Tuesday, February 2, 2016

Burglar problem

I think it will be helpful if I say something about Examples Sheet 1, #8.

Since this is a case of positive programming and $F(x)=x$ satisfies the optimality equation in the region $x\geq x^*=(1-q)/q\lambda$, it  follows from Theorem 4.2 that it is optimal for the burglar to retire if he has accumulated loot of at least $x^*$.

The difficulty in this problem lies in the question of whether or not  an optimal policy exists when $x<x^*$. We cannot use Theorem 5.2 to  claim that an optimal policy exists because we are not in a D or N programming case.

Let $x$ be his accumulated loot so far. We know finite horizon problems are easier to analyse, so we might look at a problem in which the burglar may burgle at most $s$ further days, with optimality equation
\[
F_s(x) = \max\left[ x, (1-q)\int_0^\infty F_{s-1}(x+y) \lambda e^{-\lambda y}
  dy\right],
\]with $F_0(x)=x$. For this problem a OSLA rule is optimal.  It is easily proved by induction that it is optimal to follow policy $\pi^*$, defined as "stop iff $x\geq x^*=(1-q)/q\lambda$".

One way we could proceed would be by actually calculating $F(\pi^*,x)$ for $x<x^*$ and showing it satisfies the DP equation. This is possible but difficult.

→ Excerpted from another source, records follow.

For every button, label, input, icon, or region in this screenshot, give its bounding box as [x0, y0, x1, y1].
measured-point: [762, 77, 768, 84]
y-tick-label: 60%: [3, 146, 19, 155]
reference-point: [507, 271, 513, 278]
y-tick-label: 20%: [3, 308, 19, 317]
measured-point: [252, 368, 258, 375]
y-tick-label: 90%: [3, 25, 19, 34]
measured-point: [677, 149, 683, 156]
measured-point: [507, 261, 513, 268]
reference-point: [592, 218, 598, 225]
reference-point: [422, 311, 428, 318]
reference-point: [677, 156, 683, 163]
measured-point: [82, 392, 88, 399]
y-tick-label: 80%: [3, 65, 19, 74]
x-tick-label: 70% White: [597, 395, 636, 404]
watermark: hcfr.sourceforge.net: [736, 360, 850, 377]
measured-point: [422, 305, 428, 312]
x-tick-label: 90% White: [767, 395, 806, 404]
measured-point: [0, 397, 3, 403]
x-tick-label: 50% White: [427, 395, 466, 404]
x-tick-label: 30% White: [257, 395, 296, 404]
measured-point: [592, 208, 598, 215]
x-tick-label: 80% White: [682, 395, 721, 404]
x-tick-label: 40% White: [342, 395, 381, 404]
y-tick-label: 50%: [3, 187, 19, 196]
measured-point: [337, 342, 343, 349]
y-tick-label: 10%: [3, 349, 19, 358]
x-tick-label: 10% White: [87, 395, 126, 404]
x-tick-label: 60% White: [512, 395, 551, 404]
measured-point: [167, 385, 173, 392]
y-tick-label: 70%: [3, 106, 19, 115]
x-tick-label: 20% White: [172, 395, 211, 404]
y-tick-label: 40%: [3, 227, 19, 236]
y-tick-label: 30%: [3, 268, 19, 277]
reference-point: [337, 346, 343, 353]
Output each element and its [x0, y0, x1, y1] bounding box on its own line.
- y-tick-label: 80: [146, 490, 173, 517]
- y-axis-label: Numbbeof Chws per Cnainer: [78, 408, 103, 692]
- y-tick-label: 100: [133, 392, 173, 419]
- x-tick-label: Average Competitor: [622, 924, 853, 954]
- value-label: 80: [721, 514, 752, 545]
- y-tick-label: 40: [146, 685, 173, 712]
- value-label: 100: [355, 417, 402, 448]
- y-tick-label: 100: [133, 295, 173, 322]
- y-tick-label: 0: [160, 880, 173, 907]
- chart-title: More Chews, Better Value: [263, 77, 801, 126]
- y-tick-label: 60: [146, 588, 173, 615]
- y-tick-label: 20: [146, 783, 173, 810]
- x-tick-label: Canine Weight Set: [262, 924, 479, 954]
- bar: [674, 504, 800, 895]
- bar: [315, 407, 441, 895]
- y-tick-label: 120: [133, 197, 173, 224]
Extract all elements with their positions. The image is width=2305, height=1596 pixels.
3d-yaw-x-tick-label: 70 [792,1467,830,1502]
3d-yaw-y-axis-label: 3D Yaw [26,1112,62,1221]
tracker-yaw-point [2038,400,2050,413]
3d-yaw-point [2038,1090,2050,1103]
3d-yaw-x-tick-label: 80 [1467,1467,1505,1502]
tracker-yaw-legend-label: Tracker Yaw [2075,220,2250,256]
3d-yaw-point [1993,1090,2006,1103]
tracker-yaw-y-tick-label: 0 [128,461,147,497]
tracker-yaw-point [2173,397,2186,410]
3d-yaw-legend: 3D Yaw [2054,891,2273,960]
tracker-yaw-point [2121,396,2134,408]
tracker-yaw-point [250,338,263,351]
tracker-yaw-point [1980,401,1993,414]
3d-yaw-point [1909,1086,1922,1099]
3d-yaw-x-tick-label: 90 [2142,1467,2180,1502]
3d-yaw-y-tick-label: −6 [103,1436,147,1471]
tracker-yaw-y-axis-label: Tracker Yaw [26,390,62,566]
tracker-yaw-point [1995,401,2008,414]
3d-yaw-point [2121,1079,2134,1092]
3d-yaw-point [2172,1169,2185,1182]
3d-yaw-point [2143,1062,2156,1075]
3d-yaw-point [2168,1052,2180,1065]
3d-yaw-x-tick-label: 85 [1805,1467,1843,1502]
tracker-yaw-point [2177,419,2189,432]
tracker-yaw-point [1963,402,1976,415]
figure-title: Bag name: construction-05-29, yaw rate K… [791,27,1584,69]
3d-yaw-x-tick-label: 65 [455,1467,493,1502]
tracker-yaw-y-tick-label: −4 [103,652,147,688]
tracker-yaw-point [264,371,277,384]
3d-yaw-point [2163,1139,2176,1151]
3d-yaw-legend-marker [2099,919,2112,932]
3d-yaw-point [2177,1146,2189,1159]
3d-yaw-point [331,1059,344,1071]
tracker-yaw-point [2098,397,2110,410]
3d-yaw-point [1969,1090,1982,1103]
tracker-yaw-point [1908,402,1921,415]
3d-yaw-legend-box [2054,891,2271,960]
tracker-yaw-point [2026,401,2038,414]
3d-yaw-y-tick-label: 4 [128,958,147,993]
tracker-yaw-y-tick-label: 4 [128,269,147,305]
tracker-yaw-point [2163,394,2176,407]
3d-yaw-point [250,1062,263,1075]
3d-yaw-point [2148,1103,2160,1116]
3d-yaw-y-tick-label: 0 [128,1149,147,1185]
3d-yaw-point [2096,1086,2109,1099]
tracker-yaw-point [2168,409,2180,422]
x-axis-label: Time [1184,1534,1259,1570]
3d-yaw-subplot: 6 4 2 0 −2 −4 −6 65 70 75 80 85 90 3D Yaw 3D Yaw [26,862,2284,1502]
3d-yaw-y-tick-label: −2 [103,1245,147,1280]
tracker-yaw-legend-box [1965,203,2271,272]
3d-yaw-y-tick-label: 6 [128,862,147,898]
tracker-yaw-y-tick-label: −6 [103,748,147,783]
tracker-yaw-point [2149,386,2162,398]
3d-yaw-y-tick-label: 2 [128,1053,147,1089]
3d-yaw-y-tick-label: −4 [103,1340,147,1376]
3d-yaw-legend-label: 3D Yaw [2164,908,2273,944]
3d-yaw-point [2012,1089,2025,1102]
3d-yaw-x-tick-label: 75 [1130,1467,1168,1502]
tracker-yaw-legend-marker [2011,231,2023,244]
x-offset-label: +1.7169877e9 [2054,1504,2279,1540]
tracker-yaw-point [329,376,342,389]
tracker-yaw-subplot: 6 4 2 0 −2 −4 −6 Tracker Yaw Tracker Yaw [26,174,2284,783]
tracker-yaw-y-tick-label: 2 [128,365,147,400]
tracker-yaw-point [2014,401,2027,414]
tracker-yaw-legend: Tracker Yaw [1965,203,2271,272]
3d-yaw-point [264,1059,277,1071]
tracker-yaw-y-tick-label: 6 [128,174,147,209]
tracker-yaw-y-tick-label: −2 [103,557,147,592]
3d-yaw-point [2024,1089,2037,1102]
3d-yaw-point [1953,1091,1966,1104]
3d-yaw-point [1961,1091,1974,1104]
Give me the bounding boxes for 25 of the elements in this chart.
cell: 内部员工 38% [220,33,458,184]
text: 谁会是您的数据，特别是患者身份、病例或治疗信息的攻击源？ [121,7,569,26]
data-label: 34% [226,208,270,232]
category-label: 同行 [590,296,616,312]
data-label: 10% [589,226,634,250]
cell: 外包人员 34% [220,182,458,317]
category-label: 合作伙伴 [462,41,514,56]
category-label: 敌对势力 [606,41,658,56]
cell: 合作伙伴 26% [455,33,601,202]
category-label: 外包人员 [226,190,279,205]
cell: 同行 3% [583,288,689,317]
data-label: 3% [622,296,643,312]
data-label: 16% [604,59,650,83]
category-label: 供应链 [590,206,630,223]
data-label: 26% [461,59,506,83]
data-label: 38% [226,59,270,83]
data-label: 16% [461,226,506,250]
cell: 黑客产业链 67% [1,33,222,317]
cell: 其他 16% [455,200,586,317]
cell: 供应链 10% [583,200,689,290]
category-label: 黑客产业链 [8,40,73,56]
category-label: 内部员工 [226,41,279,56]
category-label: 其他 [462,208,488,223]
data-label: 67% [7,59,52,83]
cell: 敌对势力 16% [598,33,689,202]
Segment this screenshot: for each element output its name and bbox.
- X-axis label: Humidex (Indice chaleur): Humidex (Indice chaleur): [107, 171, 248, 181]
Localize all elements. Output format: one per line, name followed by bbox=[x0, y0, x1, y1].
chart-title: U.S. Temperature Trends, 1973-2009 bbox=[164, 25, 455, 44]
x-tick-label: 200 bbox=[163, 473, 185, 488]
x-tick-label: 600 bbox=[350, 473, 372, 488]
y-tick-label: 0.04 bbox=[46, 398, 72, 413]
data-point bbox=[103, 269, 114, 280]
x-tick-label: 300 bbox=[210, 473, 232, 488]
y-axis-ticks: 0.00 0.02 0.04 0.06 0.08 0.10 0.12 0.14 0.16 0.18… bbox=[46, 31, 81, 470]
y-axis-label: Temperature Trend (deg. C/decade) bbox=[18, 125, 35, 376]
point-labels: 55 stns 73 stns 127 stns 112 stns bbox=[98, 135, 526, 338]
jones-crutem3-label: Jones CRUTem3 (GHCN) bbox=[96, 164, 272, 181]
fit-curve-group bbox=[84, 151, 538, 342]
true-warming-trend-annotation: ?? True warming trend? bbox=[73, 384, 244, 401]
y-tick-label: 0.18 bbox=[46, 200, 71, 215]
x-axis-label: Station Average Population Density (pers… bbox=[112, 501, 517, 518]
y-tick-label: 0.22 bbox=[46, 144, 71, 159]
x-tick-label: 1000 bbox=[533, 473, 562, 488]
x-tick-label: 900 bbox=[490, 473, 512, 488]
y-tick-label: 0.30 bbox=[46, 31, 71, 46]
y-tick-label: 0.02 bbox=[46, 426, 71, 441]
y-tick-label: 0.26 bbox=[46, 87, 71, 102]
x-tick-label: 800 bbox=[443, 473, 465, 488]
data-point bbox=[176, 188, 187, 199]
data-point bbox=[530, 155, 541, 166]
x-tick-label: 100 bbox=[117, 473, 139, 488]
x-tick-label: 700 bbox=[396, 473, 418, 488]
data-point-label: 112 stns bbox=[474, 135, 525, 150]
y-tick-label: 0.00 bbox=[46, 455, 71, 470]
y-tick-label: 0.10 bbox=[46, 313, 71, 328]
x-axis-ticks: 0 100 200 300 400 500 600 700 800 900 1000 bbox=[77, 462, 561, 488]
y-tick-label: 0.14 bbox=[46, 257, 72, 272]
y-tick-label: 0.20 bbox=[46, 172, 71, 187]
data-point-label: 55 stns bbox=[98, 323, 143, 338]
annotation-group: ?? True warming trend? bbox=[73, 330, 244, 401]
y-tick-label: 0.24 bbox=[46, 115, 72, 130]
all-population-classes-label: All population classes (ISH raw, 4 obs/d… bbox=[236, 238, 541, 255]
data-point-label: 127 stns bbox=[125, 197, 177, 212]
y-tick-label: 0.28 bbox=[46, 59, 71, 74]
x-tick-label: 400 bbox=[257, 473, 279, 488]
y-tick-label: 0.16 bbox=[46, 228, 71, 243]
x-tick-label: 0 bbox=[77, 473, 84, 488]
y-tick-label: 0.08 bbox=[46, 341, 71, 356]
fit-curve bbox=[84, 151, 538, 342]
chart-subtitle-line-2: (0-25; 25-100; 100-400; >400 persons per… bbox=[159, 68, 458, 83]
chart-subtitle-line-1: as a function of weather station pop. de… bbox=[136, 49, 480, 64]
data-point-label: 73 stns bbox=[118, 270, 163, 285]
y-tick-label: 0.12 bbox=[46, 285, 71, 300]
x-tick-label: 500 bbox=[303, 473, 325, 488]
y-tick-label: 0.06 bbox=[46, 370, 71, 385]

An alternative is to show that $F(x)\leq F(\pi^*,x)$.  To do that, let's consider a problem with artificially greater rewards. Suppose that $x_0=x<x^*$, and on the $(s+1)$th day of burglary the burglar receives (if he is not caught) his usual exponentially distributed increment, plus an additional increment of $x^*$. Having received all of this, he will certainly want to stop since he will now have more loot than $x^*$. But in this problem, with greater rewards, the maximal reward the burglar can obtain is certainly bounded above by
\[
F_s(x)+(1-q)^s(x+(s+1)\tfrac{1}{\lambda} + x^*),
\]which is the maximum amount he could obtain by stopping after no more than $s$ days, plus the expected reward he will obtain if he stops after the $(s+1)$th day. The second term accounts for the possibility he is caught before $s+1$ (through the multiplying factor of $(1-q)^s$), but ignores the fact that he cannot actually get both this and the reward from stopping somewhere amongst the first $s$ days.  The important thing is that the second term tends to $0$ as $s\to\infty$. This implies that the maximal amount he could get in the original problem, $F(x)$, satisfies $F(x)\leq \lim_{s\to\infty}F_s(x)=\lim_{s\to\infty}F_s(\pi^*,x)=F(\pi^*,x)$.  So in fact $\pi^*$ is an optimal policy.